Miami foreclosure attorneys know that there have always been alternatives to foreclosure, but it required a financial institution that was at least willing to try to work with you. homeillustration.jpg

For the last few years, it’s been tough to wrangle that kind of cooperation.

But now, Ocwen Loan Servicing is formally rolling out its Shared Appreciation Mortgage Program. This is also known as SAM.

This is a unique (although not new) approach that the nation’s top mortgage servicer first tested in Illinois, following the housing crisis. Now, it’s being implemented in 32 other states, including Florida.

Of course, you still need an experienced Miami loan modification lawyer on your side.

In fact, our Miami mortgage modification attorneys have negotiated a number of claims on behalf of clients in South Florida to ensure they will pay principal on the fair market value of their home, rather than the inflated price they purchased it for. That kind of experience is critical when you’re going head-to-head with a large corporation. We know how Ocwen operates. We know how to make sure you’re going to get the best rate possible out of the deal.
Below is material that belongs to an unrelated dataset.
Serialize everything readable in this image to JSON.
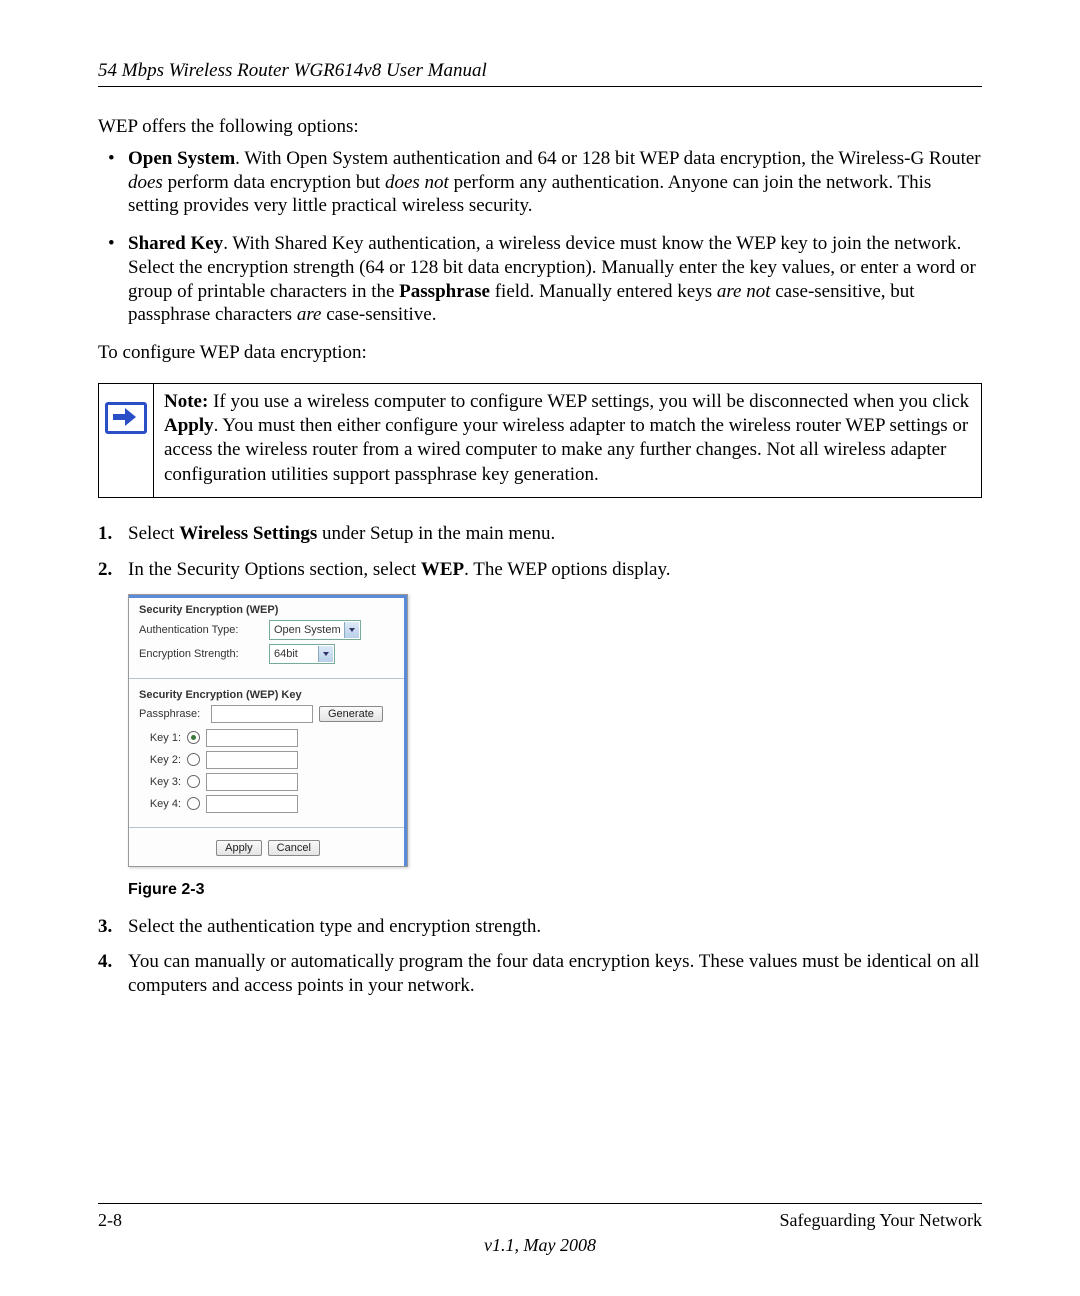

We’ve previously explained SAM loans on our Miami Foreclosure Lawyer Blog, but for those who might have missed it, it’s basically this:

If you’re underwater on your mortgage, Ocwen will reduce your principal payment to 95 percent of the home’s current value. Then over a period of three years, the amount that the loan was reduced by is forgiven, assuming you remain current on your payments. then after that, if you sell or refinance your home, you keep 75 percent of the appreciation value, while the rest will go to the investor. If the home gets sold before the three-year period is up, the portion that was written-down is still forgiven because the bank doesn’t expect that the housing market is going to see any real rebound in the next few years.

What this does is essentially give people positive equity in their home. The theory is this is not only good for the homeowner personally, but for the investor and the economy as a whole.

What’s telling, however, was a quote given by Ocwen’s general council recently in the Chicago Tribune. What he said was basically that homeowners fight and try to save their homes – “Herculean efforts” he called them. And yet, they see no returns. So underwater homeowners get to a point where they stop trying because they feel hopeless. He said that what this measure does is give them “some sliver of positive equity.” A sliver.

Now, sometimes, that’s all people might need in order to get back on their feet. However, you may be entitled to more than that, depending on the circumstances of your case.

That’s why it’s important that you don’t try to negotiate with Ocwen – or any bank – directly about these matters.

When the bank tested the program in Illinois last year, about 80 percent of borrowers who were offered the program accepted it. Since then, about 3 percent have defaulted, but the rest have stayed current.

Ocwen estimates that roughly 65,000 of the nearly half a million mortgages it services are underwater and at least one month behind on payments.